Bir kere, Türkiye’de devam eden barış süreci HDP’nin temsil ettiği çizginin ‘normalleştiği’ anlamına gelmiyor. Kandil’de ve sınırlarımızın içinde teröristler var ve barış süreci de zaten var olan teröre son verebilmek içindir. Durum bu iken, HDP’yi el çabukluğuyla Avrupa’daki bazı çevreci ve solcu partiler gibi kabul etmek ve militanlarını da barışçı, sempatik gençler olarak sunmak en azından şaşkınlıktır. HDP’nin temsil ettiği akımın geçmişi son derece karanlıktır ve vahim olaylarla doludur. Türkiye’de Diyarbakır ve Mamak cezaevlerindeki işkenceler korkunçtur ama Bekaa ve Kandil’deki örgüt zindanlarında çok daha korkunçları yaşanmıştır. Yüzlerce masum genç ajan oldukları iddiasıyla infaz edilmiştir. Günü gelip, bu gerçekler ortalığa saçıldığında HDP’nin şaşkın dostları utanacaklar mıdır? Bence hayır! Yine bir bahane, bir siyaset, bir taktik bulurlar. Aslında 50 yıldır hep aynı şeyleri yazıp çizer ve dönüp dolaşıp hep aynı çevrelere hizmet ederler. Örneğin ‘aydın tartışması’ olarak Stalin mahkemelerini ya da Kuzey Kore rejimini eleştirirler de örgüt içi yargısız infazlar ve terör konusunda suspus olurlar. Bir asır öncesi olaylar üzerinde vicdani kampanyalar düzenler ama hayranı oldukları rejimlerin 2015 yılında, bugün, an itibarıyla işledikleri katliam suçlarını örtbas ederler. Gerçi 2007 seçimi öncesi Cumhuriyet mitinglerinde ya da Yeni Demokrasi Partisi deneyinde görüldüğü gibi bazı insanların oradaki varlıkları bile desteklenen partiye yarardan çok zarar getirir.

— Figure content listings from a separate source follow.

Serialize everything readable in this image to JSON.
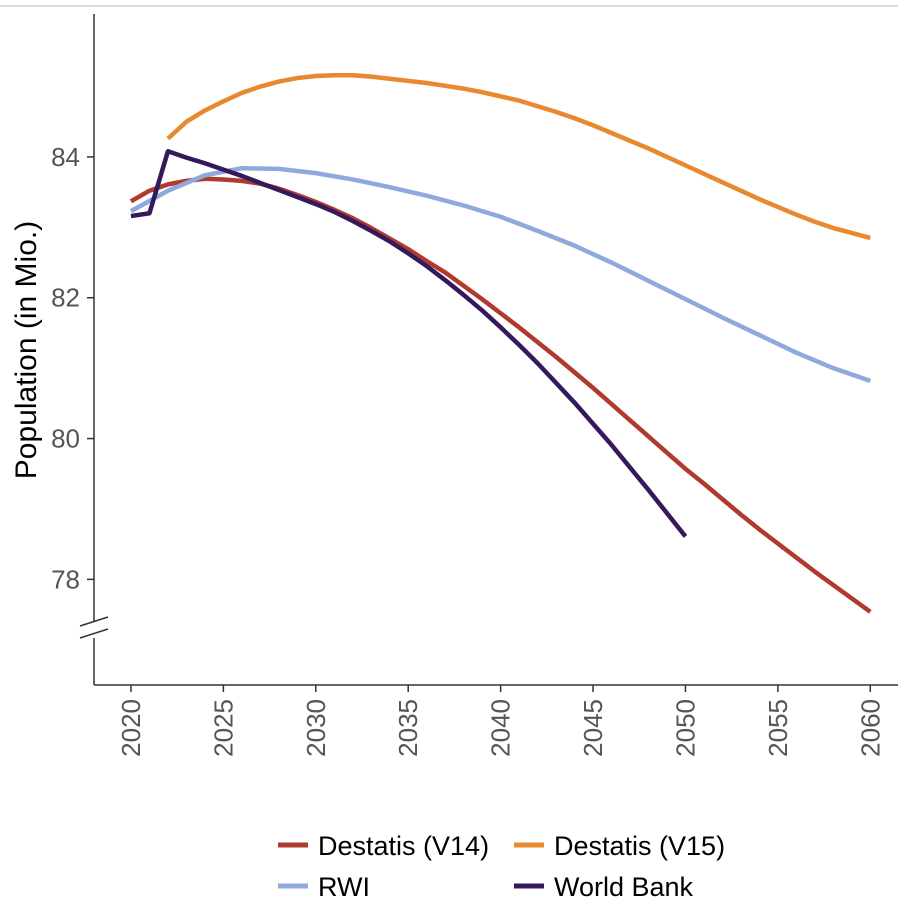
{
  "chart_data": {
    "type": "line",
    "title": "",
    "xlabel": "",
    "ylabel": "Population (in Mio.)",
    "xlim": [
      2018,
      2061.5
    ],
    "ylim": [
      76.5,
      86.03
    ],
    "x_ticks": [
      2020,
      2025,
      2030,
      2035,
      2040,
      2045,
      2050,
      2055,
      2060
    ],
    "y_ticks": [
      78,
      80,
      82,
      84
    ],
    "grid": false,
    "axis_break": "y",
    "legend_position": "bottom",
    "series": [
      {
        "name": "Destatis (V14)",
        "color": "#b03a2e",
        "x": [
          2020,
          2021,
          2022,
          2023,
          2024,
          2025,
          2026,
          2027,
          2028,
          2029,
          2030,
          2031,
          2032,
          2033,
          2034,
          2035,
          2036,
          2037,
          2038,
          2039,
          2040,
          2041,
          2042,
          2043,
          2044,
          2045,
          2046,
          2047,
          2048,
          2049,
          2050,
          2051,
          2052,
          2053,
          2054,
          2055,
          2056,
          2057,
          2058,
          2059,
          2060
        ],
        "y": [
          83.37,
          83.52,
          83.61,
          83.66,
          83.69,
          83.68,
          83.66,
          83.62,
          83.55,
          83.46,
          83.36,
          83.25,
          83.13,
          82.99,
          82.84,
          82.69,
          82.52,
          82.36,
          82.17,
          81.98,
          81.78,
          81.58,
          81.37,
          81.16,
          80.94,
          80.72,
          80.49,
          80.26,
          80.03,
          79.8,
          79.57,
          79.36,
          79.14,
          78.92,
          78.71,
          78.51,
          78.31,
          78.11,
          77.92,
          77.73,
          77.54
        ]
      },
      {
        "name": "Destatis (V15)",
        "color": "#e8892f",
        "x": [
          2022,
          2023,
          2024,
          2025,
          2026,
          2027,
          2028,
          2029,
          2030,
          2031,
          2032,
          2033,
          2034,
          2035,
          2036,
          2037,
          2038,
          2039,
          2040,
          2041,
          2042,
          2043,
          2044,
          2045,
          2046,
          2047,
          2048,
          2049,
          2050,
          2051,
          2052,
          2053,
          2054,
          2055,
          2056,
          2057,
          2058,
          2059,
          2060
        ],
        "y": [
          84.26,
          84.5,
          84.66,
          84.79,
          84.91,
          85.0,
          85.07,
          85.12,
          85.15,
          85.16,
          85.16,
          85.14,
          85.11,
          85.08,
          85.05,
          85.01,
          84.97,
          84.92,
          84.86,
          84.8,
          84.72,
          84.64,
          84.55,
          84.45,
          84.34,
          84.23,
          84.12,
          84.0,
          83.88,
          83.76,
          83.64,
          83.52,
          83.4,
          83.29,
          83.18,
          83.08,
          82.99,
          82.92,
          82.85
        ]
      },
      {
        "name": "RWI",
        "color": "#8fa9dc",
        "x": [
          2020,
          2022,
          2024,
          2026,
          2028,
          2030,
          2032,
          2034,
          2036,
          2038,
          2040,
          2042,
          2044,
          2046,
          2048,
          2050,
          2052,
          2054,
          2056,
          2058,
          2060
        ],
        "y": [
          83.23,
          83.52,
          83.74,
          83.84,
          83.83,
          83.77,
          83.68,
          83.57,
          83.45,
          83.31,
          83.15,
          82.95,
          82.74,
          82.5,
          82.24,
          81.98,
          81.72,
          81.47,
          81.22,
          81.0,
          80.82
        ]
      },
      {
        "name": "World Bank",
        "color": "#35195c",
        "x": [
          2020,
          2021,
          2022,
          2023,
          2024,
          2025,
          2026,
          2027,
          2028,
          2029,
          2030,
          2031,
          2032,
          2033,
          2034,
          2035,
          2036,
          2037,
          2038,
          2039,
          2040,
          2041,
          2042,
          2043,
          2044,
          2045,
          2046,
          2047,
          2048,
          2049,
          2050
        ],
        "y": [
          83.16,
          83.2,
          84.08,
          83.99,
          83.91,
          83.82,
          83.73,
          83.63,
          83.53,
          83.43,
          83.33,
          83.22,
          83.09,
          82.95,
          82.8,
          82.63,
          82.45,
          82.25,
          82.04,
          81.82,
          81.58,
          81.33,
          81.07,
          80.79,
          80.51,
          80.21,
          79.91,
          79.59,
          79.27,
          78.94,
          78.61
        ]
      }
    ]
  }
}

Bu halkı küçük gören demokrasi dışı köhnemiş aydın zihniyeti artık Türkiye halkı için bir pusula olmuştur. İbresi hep yanlışı gösteren bir pusula. Onlar ne dese hep tersini yapmak gerekir ve onların aklıyla yola çıkılmışsa bile zararın neresinden dönülse kârdır.